翌日、お昼過ぎには晴明は自宅に戻ると頼光から聞き、緋眼は弥彦に連れられて晴明の屋敷に赴いた。
弥彦は外で待っていると言い一緒に屋敷内へは入らなかった。
「さあ、上がってください、緋眼。お待ちしていましたよ」
「お邪魔…します…」
異様に気分の良さそうな晴明に招かれ、恐る恐る屋敷へ上がる。
廊下を歩くと客間と思われる部屋に通された。
「今、飲み物と董禾が来ますから」
「あの、どうかお構い無く…」
(飲み物と橘様がセット…)
晴明の言い様に突っ込みたくなる気持ちを抑えて、緋眼は促されるまま茵に腰を下ろす。
「白湯と菓子をお持ちしました」
「ええ、董禾も早く此方に来なさい」
晴明は白湯を出す董禾を急き立てる。
「それで緋眼。本日は例のお返事をいただけると言う事で良いですか?」
「あ、はい」
他に用事もないのだ。
別に驚く事ではないのだが、先に用件を言われ緋眼は少し身を固くする。
「そう固くならないでください。

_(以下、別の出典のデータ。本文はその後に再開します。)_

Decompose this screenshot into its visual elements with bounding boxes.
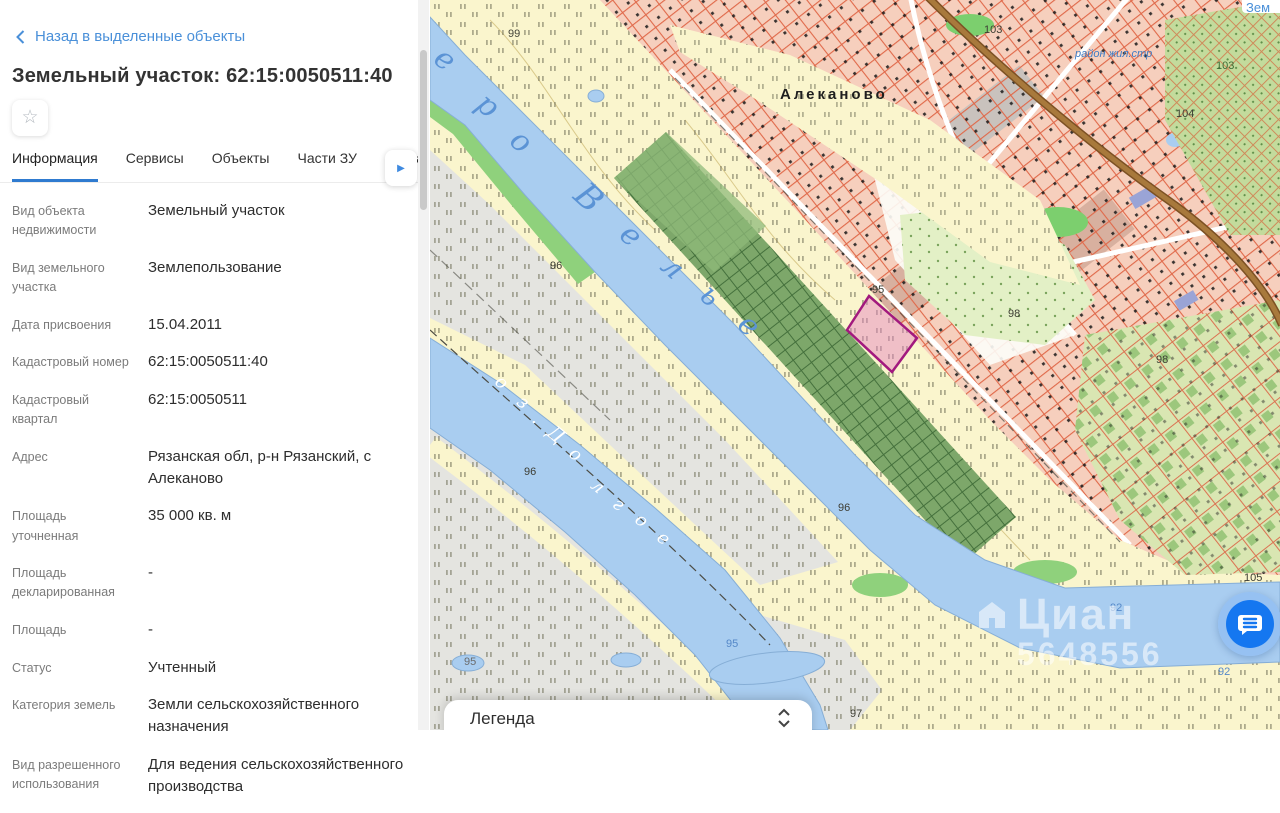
chat-bubble-icon <box>1237 611 1263 637</box>
tab-0[interactable]: Информация <box>12 150 98 182</box>
attribute-row: Вид земельного участка Землепользование <box>12 257 412 298</box>
attribute-row: Вид объекта недвижимости Земельный участо… <box>12 200 412 241</box>
topographic-map-canvas <box>430 0 1280 730</box>
attribute-row: Статус Учтенный <box>12 657 412 679</box>
tab-2[interactable]: Объекты <box>212 150 270 182</box>
legend-panel: Легенда <box>444 700 812 730</box>
attribute-label: Площадь уточненная <box>12 505 132 546</box>
chat-button[interactable] <box>1218 592 1280 656</box>
attribute-row: Площадь уточненная 35 000 кв. м <box>12 505 412 546</box>
attribute-row: Кадастровый номер 62:15:0050511:40 <box>12 351 412 373</box>
attribute-value: Земли сельскохозяйственного назначения <box>148 694 406 738</box>
attribute-label: Вид объекта недвижимости <box>12 200 132 241</box>
favorite-button[interactable]: ☆ <box>12 100 48 136</box>
attribute-value: Рязанская обл, р-н Рязанский, с Алеканов… <box>148 446 406 490</box>
attribute-label: Кадастровый номер <box>12 351 132 373</box>
attribute-value: 35 000 кв. м <box>148 505 406 546</box>
attribute-row: Площадь- <box>12 619 412 641</box>
attribute-row: Площадь декларированная- <box>12 562 412 603</box>
attribute-value: 62:15:0050511 <box>148 389 406 430</box>
chevron-up-down-icon <box>777 707 791 729</box>
attribute-value: Учтенный <box>148 657 406 679</box>
chat-button-inner <box>1226 600 1274 648</box>
tab-bar: ИнформацияСервисыОбъектыЧасти ЗУСоста <box>0 150 418 183</box>
tab-3[interactable]: Части ЗУ <box>297 150 356 182</box>
attribute-value: Земельный участок <box>148 200 406 241</box>
attribute-label: Кадастровый квартал <box>12 389 132 430</box>
page-title: Земельный участок: 62:15:0050511:40 <box>12 65 430 88</box>
attribute-label: Статус <box>12 657 132 679</box>
attribute-row: Кадастровый квартал 62:15:0050511 <box>12 389 412 430</box>
map[interactable]: 99АлекановоероВелье969696оз.Долгое959898… <box>430 0 1280 730</box>
panel-scrollbar <box>418 0 429 730</box>
back-link-label: Назад в выделенные объекты <box>35 28 245 45</box>
attribute-value: Землепользование <box>148 257 406 298</box>
legend-toggle-button[interactable] <box>774 706 794 730</box>
attribute-label: Площадь декларированная <box>12 562 132 603</box>
chevron-right-icon: ▶ <box>397 163 405 174</box>
attribute-value: - <box>148 562 406 603</box>
attribute-row: Вид разрешенного использования Для ведени… <box>12 754 412 798</box>
attribute-row: Адрес Рязанская обл, р-н Рязанский, с Але… <box>12 446 412 490</box>
attribute-label: Площадь <box>12 619 132 641</box>
chevron-left-icon <box>16 30 25 44</box>
attribute-label: Категория земель <box>12 694 132 738</box>
star-icon: ☆ <box>21 107 38 128</box>
attribute-label: Адрес <box>12 446 132 490</box>
attribute-label: Дата присвоения <box>12 314 132 336</box>
attribute-row: Дата присвоения 15.04.2011 <box>12 314 412 336</box>
parcel-info-panel: Назад в выделенные объекты Земельный уча… <box>0 0 430 730</box>
attribute-value: - <box>148 619 406 641</box>
back-link[interactable]: Назад в выделенные объекты <box>16 28 430 45</box>
legend-title: Легенда <box>470 709 535 729</box>
attribute-value: Для ведения сельскохозяйственного произв… <box>148 754 406 798</box>
attribute-label: Вид земельного участка <box>12 257 132 298</box>
attribute-value: 15.04.2011 <box>148 314 406 336</box>
tabs-scroll-right-button[interactable]: ▶ <box>385 150 417 186</box>
attribute-label: Вид разрешенного использования <box>12 754 132 798</box>
corner-cutoff-text: Зем <box>1242 0 1280 13</box>
tab-1[interactable]: Сервисы <box>126 150 184 182</box>
attribute-value: 62:15:0050511:40 <box>148 351 406 373</box>
attribute-row: Категория земель Земли сельскохозяйственн… <box>12 694 412 738</box>
panel-scrollbar-thumb[interactable] <box>420 50 427 210</box>
parcel-attributes: Вид объекта недвижимости Земельный участо… <box>12 200 412 813</box>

どんなお返事でも受け入れますよ」
「はい。あの…」
「はい」
「もしも、晴明様がご迷惑でないのでしたら、どうか私に陰陽道のご指南をしていただけないでしょうか」
「それは、弟子入りしていただけると言う事で間違いないですね?」
「はい。晴明様がご迷惑でなければ」
弟子入り?と一瞬思うものの、晴明の元で教えを乞うと言う事はそう言う事なのだろう。
そう自己解決した瞬間、晴明は緋眼に近付き手を握った。
「ありがとうございます。実を言うと断られてしまうのではと心配していました。でも、そのお言葉が聞けて安心しましたよ」
「此方こそ、こんな私に声を掛けていただいて、ありが…」
その時だ。
横から鋭い視線が突き刺さった。
その先にいたのは董禾だ。
(滅茶苦茶睨まれてるー)
緋眼を見る董禾の目は刃物の様に鋭く、絶対零度の冷たさがあった。
「ああ、改めて紹介しましょう。貴女の兄弟子となる董禾です。暫くは、私の代わりに彼が貴女の面倒を見て、陰陽道について教えてくれます」
「え?」
緋眼は思わず耳を疑った。
「董禾は非常に腕の立つ優秀な術師です。安心して彼から学んでくださいね」
「………」
晴明の言葉とは対照的に、董禾からは明らかに拒絶のオーラが放たれていた。
「大丈夫ですよ。董禾は私の愛弟子ですから」
晴明の底知れぬ笑みが安心どころか、緋眼の不安を一層掻き立てた。
これは引き受けてはいけない案件だったかもしれない。
今更そう思ってももう遅い。
晴明は、では明日の卯一刻に来てくださいね、と話を続けていた。